There's an enormous temptation to get things totally wrong and hook this amp up to some inefficient, concrete-coned loudspeaker to see how the amp behaves - this is, at best, of academic interest for a reviewer, useless in reality.
Instead, go for an efficient loudspeaker of 90dB sensitivity and see how the speaker behaves with 250 watts gripping it by the cones. Now that's an interesting exercise.
Couple this amp to such speakers and you get near-infinite headroom and dynamic range, together with a curious smoothing out of some idiosyncrasies in the speaker itself. No, the A1008 is not capable of transforming the worst speakers into the best, but it does give a loudspeaker the chance of showing what it can do under 'ideal' conditions.
Naturally, the amplifier goes loud - loud enough to leave some speakers a smoking ruin. But that's missing the point. It doesn't go 'loud', it goes 'right' - you tend to use the A1008's volume control to adjust the level to get the correct volume for any given piece of music, not just to wick the sound up and down in some arbitrary fashion.
Once again, this comes down to near infinite headroom and dynamics. Freed from having to place limits on the volume ceiling, you set the volume level according to the scale of the piece of music, not the point where the amp or speaker starts to get out of control.
You don't cut back because the flutes distort, because the flutes aren't likely to distort. You don't hold off because the bass guitar gets out of control for the same reason.
This doesn't mean the amplifier is without a sound. Far from it. It sounds controlled, detailed and yet sort of chocolatey-rich. But these are the sort of attributes that do not make themselves directly apparent.
The amp doesn't shout its features at you, you just realise that you are listening further into the mix and you can understand an awful lot of what's going on in the inner structure of the music. The midband is particularly fine: sounds project into the room beautifully and the nature of those sounds is extraordinarily easy to listen to.

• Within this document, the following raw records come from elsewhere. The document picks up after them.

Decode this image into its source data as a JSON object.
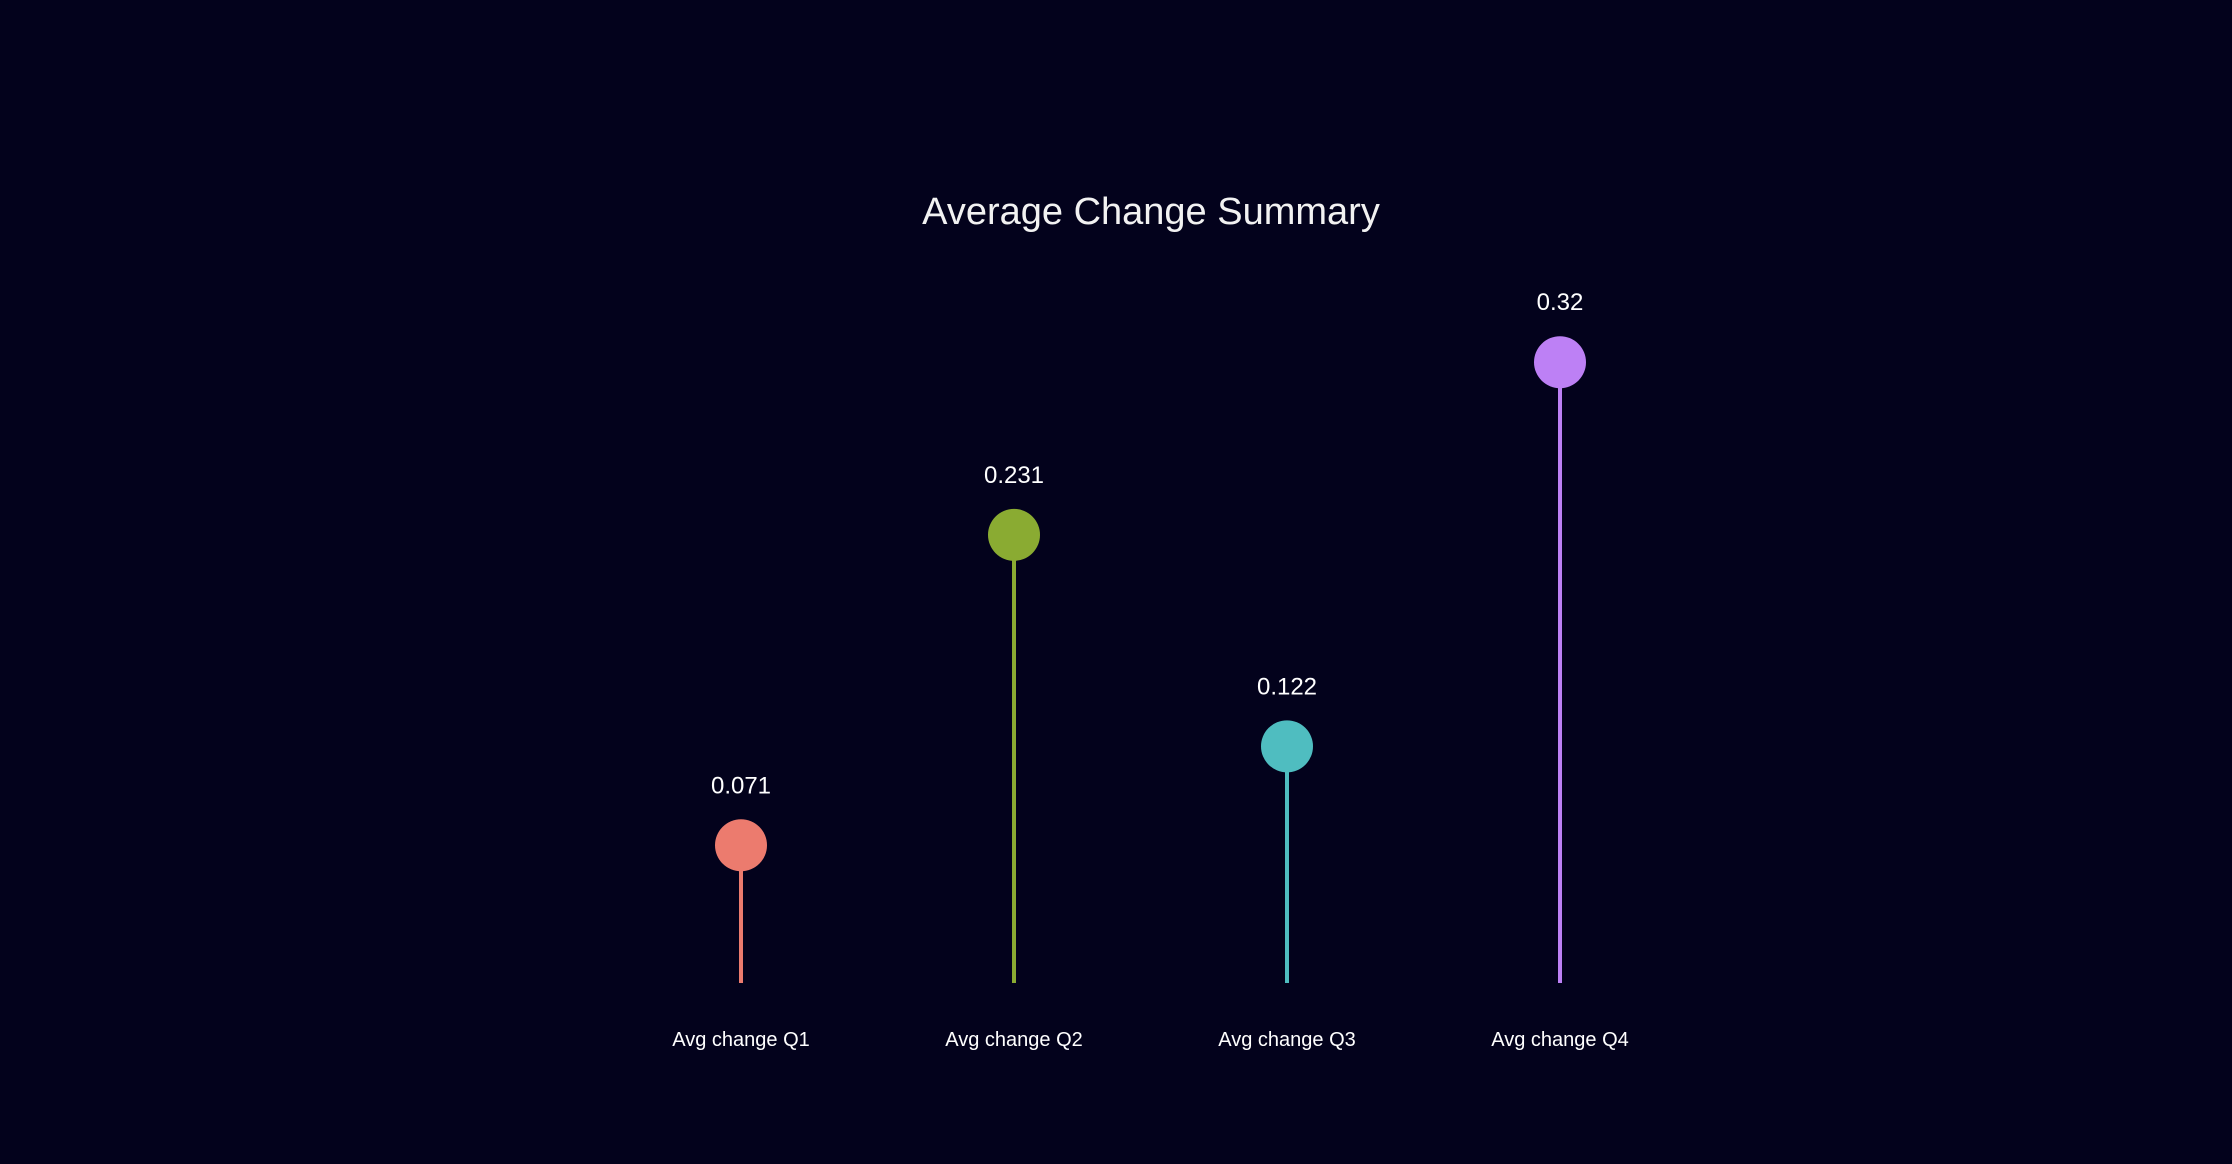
{
  "chart_data": {
    "type": "lollipop",
    "title": "Average Change Summary",
    "xlabel": "",
    "ylabel": "",
    "categories": [
      "Avg change Q1",
      "Avg change Q2",
      "Avg change Q3",
      "Avg change Q4"
    ],
    "values": [
      0.071,
      0.231,
      0.122,
      0.32
    ],
    "value_labels": [
      "0.071",
      "0.231",
      "0.122",
      "0.32"
    ],
    "colors": [
      "#ec7b6e",
      "#8aab32",
      "#4fbdc0",
      "#bd80f5"
    ],
    "ylim": [
      0,
      0.45
    ],
    "grid": false,
    "legend": "none",
    "background": "#03021c"
  }
}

The words 'listener' and 'fatigue' simply do not exist side by side with this amp. No audiophile minute-long chunks of sound, here - you get the full cut, the whole symphony not just the key movement, and still come back hungry for more.
This just scratches the surface. There's still the DAC and the phono stage to work through. In fact, these sound remarkably similar, in all the right ways.

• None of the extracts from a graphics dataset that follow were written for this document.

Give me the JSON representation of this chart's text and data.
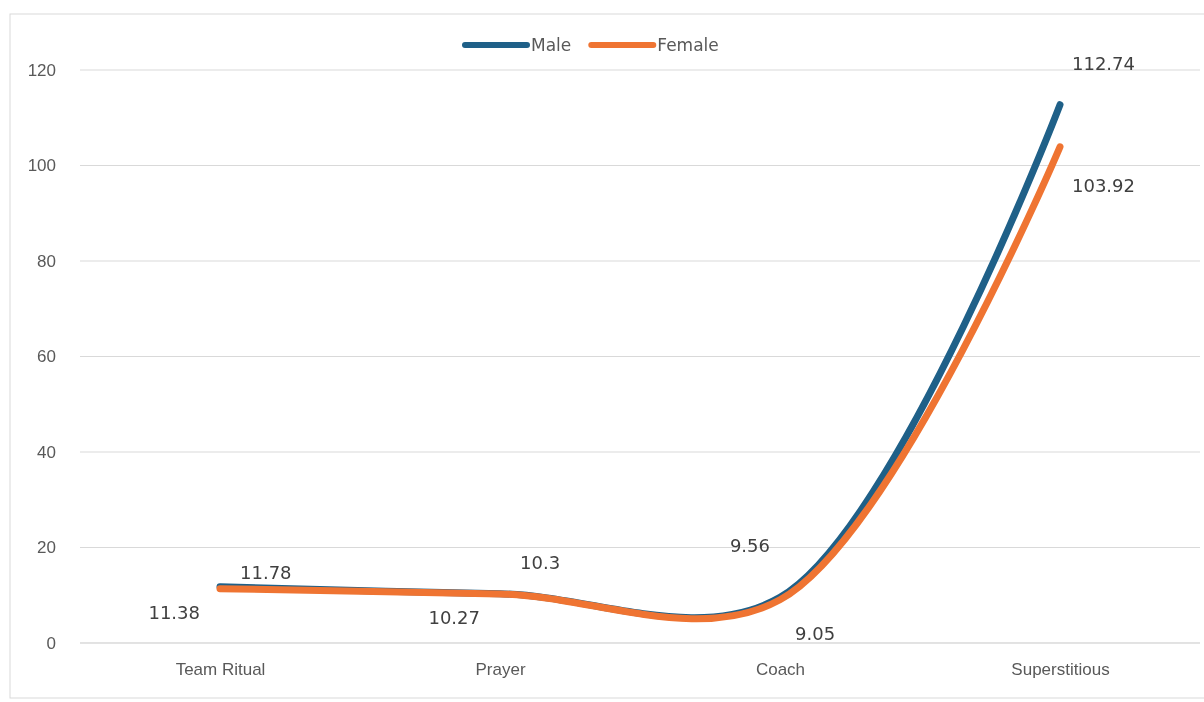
{
  "chart_data": {
    "type": "line",
    "categories": [
      "Team Ritual",
      "Prayer",
      "Coach",
      "Superstitious"
    ],
    "series": [
      {
        "name": "Male",
        "color": "#1f6088",
        "values": [
          11.78,
          10.3,
          9.56,
          112.74
        ]
      },
      {
        "name": "Female",
        "color": "#ef7432",
        "values": [
          11.38,
          10.27,
          9.05,
          103.92
        ]
      }
    ],
    "ylim": [
      0,
      120
    ],
    "yticks": [
      0,
      20,
      40,
      60,
      80,
      100,
      120
    ],
    "grid": "y",
    "legend": "top",
    "data_labels": true,
    "line_style": "solid",
    "marker": "none"
  }
}
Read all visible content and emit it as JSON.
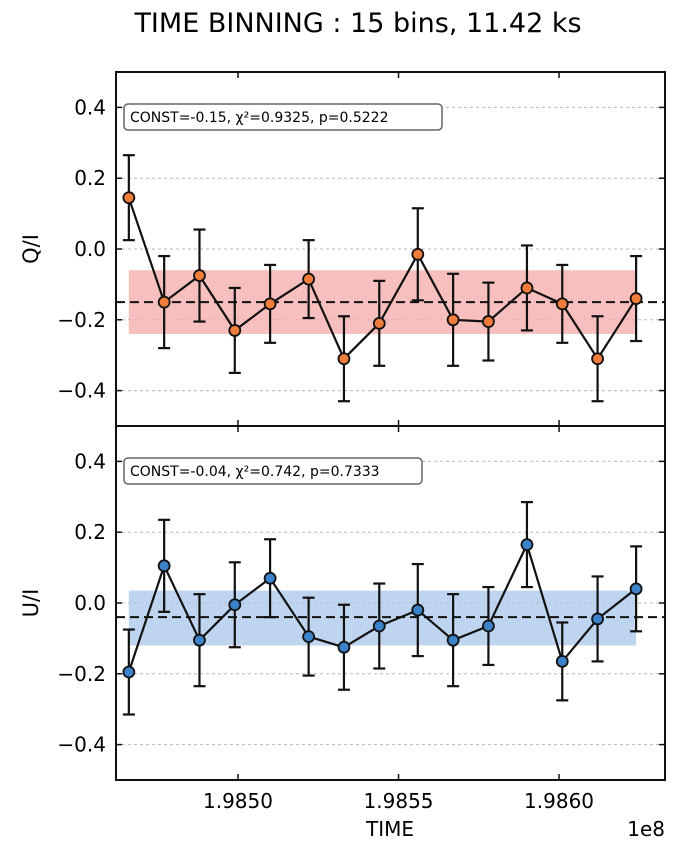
{
  "figure": {
    "title": "TIME BINNING : 15 bins, 11.42 ks"
  },
  "chart_data": [
    {
      "type": "scatter",
      "ylabel": "Q/I",
      "xlabel": "",
      "xlim": [
        1.98462,
        1.98633
      ],
      "ylim": [
        -0.5,
        0.5
      ],
      "yticks": [
        0.4,
        0.2,
        0.0,
        -0.2,
        -0.4
      ],
      "ytick_labels": [
        "0.4",
        "0.2",
        "0.0",
        "−0.2",
        "−0.4"
      ],
      "grid": "horizontal dashed",
      "x_scale_multiplier": "1e8",
      "const": -0.15,
      "band": [
        -0.24,
        -0.06
      ],
      "annotation": "CONST=-0.15, χ²=0.9325, p=0.5222",
      "marker_color": "#f07d3c",
      "band_color": "#f4aaa8",
      "series": [
        {
          "x": [
            1.98466,
            1.98477,
            1.98488,
            1.98499,
            1.9851,
            1.98522,
            1.98533,
            1.98544,
            1.98556,
            1.98567,
            1.98578,
            1.9859,
            1.98601,
            1.98612,
            1.98624
          ],
          "y": [
            0.145,
            -0.15,
            -0.075,
            -0.23,
            -0.155,
            -0.085,
            -0.31,
            -0.21,
            -0.015,
            -0.2,
            -0.205,
            -0.11,
            -0.155,
            -0.31,
            -0.14
          ],
          "err": [
            0.12,
            0.13,
            0.13,
            0.12,
            0.11,
            0.11,
            0.12,
            0.12,
            0.13,
            0.13,
            0.11,
            0.12,
            0.11,
            0.12,
            0.12
          ]
        }
      ]
    },
    {
      "type": "scatter",
      "ylabel": "U/I",
      "xlabel": "TIME",
      "xlim": [
        1.98462,
        1.98633
      ],
      "ylim": [
        -0.5,
        0.5
      ],
      "yticks": [
        0.4,
        0.2,
        0.0,
        -0.2,
        -0.4
      ],
      "ytick_labels": [
        "0.4",
        "0.2",
        "0.0",
        "−0.2",
        "−0.4"
      ],
      "xticks": [
        1.985,
        1.9855,
        1.986
      ],
      "xtick_labels": [
        "1.9850",
        "1.9855",
        "1.9860"
      ],
      "grid": "horizontal dashed",
      "x_scale_multiplier": "1e8",
      "const": -0.04,
      "band": [
        -0.12,
        0.035
      ],
      "annotation": "CONST=-0.04, χ²=0.742, p=0.7333",
      "marker_color": "#3c82c8",
      "band_color": "#a9c6ea",
      "series": [
        {
          "x": [
            1.98466,
            1.98477,
            1.98488,
            1.98499,
            1.9851,
            1.98522,
            1.98533,
            1.98544,
            1.98556,
            1.98567,
            1.98578,
            1.9859,
            1.98601,
            1.98612,
            1.98624
          ],
          "y": [
            -0.195,
            0.105,
            -0.105,
            -0.005,
            0.07,
            -0.095,
            -0.125,
            -0.065,
            -0.02,
            -0.105,
            -0.065,
            0.165,
            -0.165,
            -0.045,
            0.04
          ],
          "err": [
            0.12,
            0.13,
            0.13,
            0.12,
            0.11,
            0.11,
            0.12,
            0.12,
            0.13,
            0.13,
            0.11,
            0.12,
            0.11,
            0.12,
            0.12
          ]
        }
      ]
    }
  ]
}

Both deliver a similar performance to the line stages - rich, detailed (but not hyper-detailed and etched sounding), effortless. Of the two, the DAC is arguably more important these days, especially with that USB port.

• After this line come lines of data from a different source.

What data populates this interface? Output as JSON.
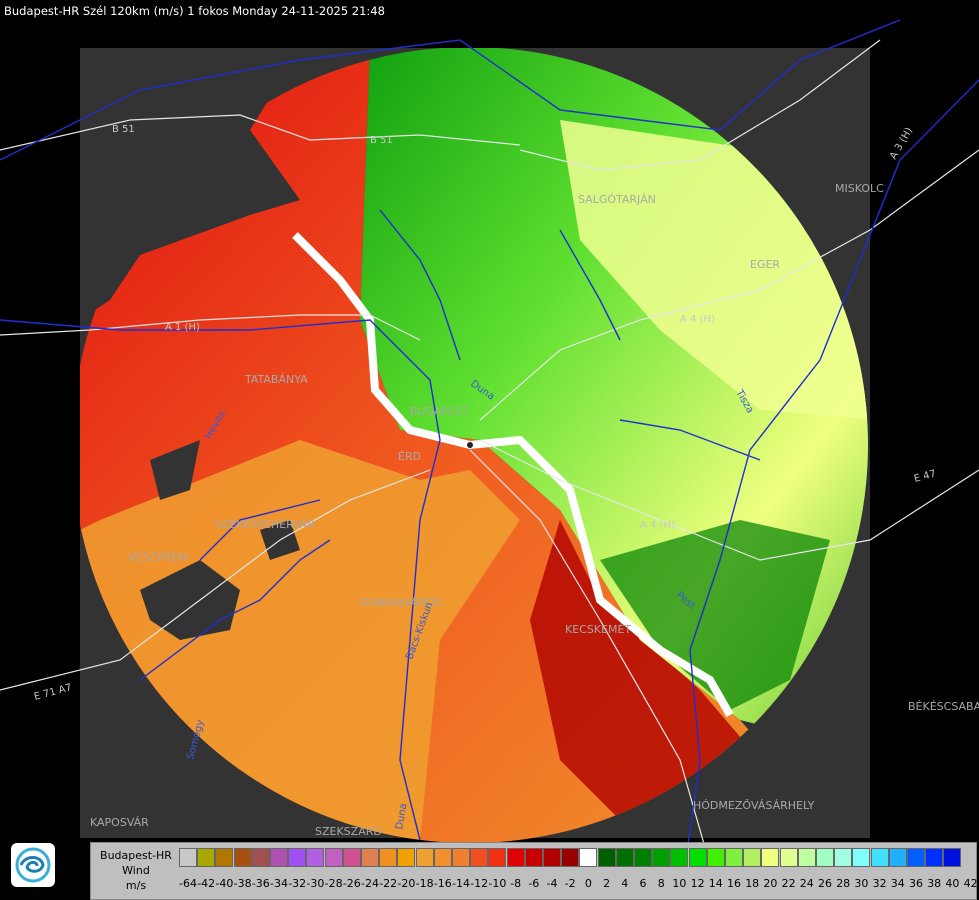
{
  "header": {
    "title": "Budapest-HR Szél 120km (m/s) 1 fokos Monday 24-11-2025 21:48"
  },
  "map_labels": {
    "cities": [
      "SALGÓTARJÁN",
      "EGER",
      "MISKOLC",
      "TATABÁNYA",
      "BUDAPEST",
      "ÉRD",
      "SZÉKESFEHÉRVÁR",
      "VESZPRÉM",
      "DUNAÚJVÁROS",
      "KECSKEMÉT",
      "BÉKÉSCSABA",
      "HÓDMEZŐVÁSÁRHELY",
      "KAPOSVÁR",
      "SZEKSZÁRD"
    ],
    "roads": [
      "B 51",
      "B 51",
      "A 3 (H)",
      "A 1 (H)",
      "A 4 (H)",
      "E 47",
      "E 71 A7",
      "A 4 (H)"
    ],
    "rivers": [
      "Duna",
      "Duna",
      "Tisza",
      "Pest",
      "Bács-Kiskun",
      "Somogy",
      "Heves"
    ]
  },
  "legend": {
    "title_lines": [
      "Budapest-HR",
      "Wind",
      "m/s"
    ],
    "ticks": [
      "-64",
      "-42",
      "-40",
      "-38",
      "-36",
      "-34",
      "-32",
      "-30",
      "-28",
      "-26",
      "-24",
      "-22",
      "-20",
      "-18",
      "-16",
      "-14",
      "-12",
      "-10",
      "-8",
      "-6",
      "-4",
      "-2",
      "0",
      "2",
      "4",
      "6",
      "8",
      "10",
      "12",
      "14",
      "16",
      "18",
      "20",
      "22",
      "24",
      "26",
      "28",
      "30",
      "32",
      "34",
      "36",
      "38",
      "40",
      "42"
    ],
    "colors": [
      "#c8c8c8",
      "#a8a800",
      "#b07800",
      "#a85010",
      "#a05050",
      "#b050b0",
      "#a050f0",
      "#b060e0",
      "#c060c0",
      "#d05090",
      "#e08050",
      "#f09020",
      "#f0a000",
      "#f0a030",
      "#f09030",
      "#f08030",
      "#f05020",
      "#f03010",
      "#e00000",
      "#c80000",
      "#b00000",
      "#980000",
      "#ffffff",
      "#006000",
      "#007000",
      "#008000",
      "#00a000",
      "#00c000",
      "#00e000",
      "#40f000",
      "#80f040",
      "#b0f060",
      "#f0ff80",
      "#e0ff90",
      "#c0ffa0",
      "#a0ffc0",
      "#a0ffe0",
      "#80ffff",
      "#40e0ff",
      "#20b0ff",
      "#0060ff",
      "#0030ff",
      "#0010e0"
    ]
  }
}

This does wonders for the sound off a PC, raising even a humble stock soundcard to the performance of the best in computer audio. But don't count out the phono stage - it's a noise-free stage, far better than almost all integrated units and more enticing than many lesser aftermarket models. You'll get better stereo separation from the best standalone devices, but as it stands, this is a lot more than a makeweight.
This isn't the only 250-watt (or larger) amp on the market. Some are a lot cheaper, but generally sound cheap, too, with bright and steely tops and flappy, ill-controlled bottoms (now there's an image you might not want to think too hard about).
Some are more expensive, but tend to sound 'impressive' with extended high treble and an open midrange, at the expense of a well-controlled but slow bass. There are a handful of products that improve upon the Musical Fidelity sound.
Comparing the A1008 to the best of breed does pin-point a minor sense of disassociation between the bass and the rest of the frequencies, as if the bottom end is fractionally out of step with the rest of the sound. But this is the only limitation to the sound of the A1008 and, in fairness, it's both very slight and very difficult and expensive to eliminate without sacrificing the rest of the sound in the process.
Perhaps that's the key thing about the A1008. It does so much for the sound across the board, it's hard to think of anything that can do better without costing a lot more. That makes it a tough act to follow.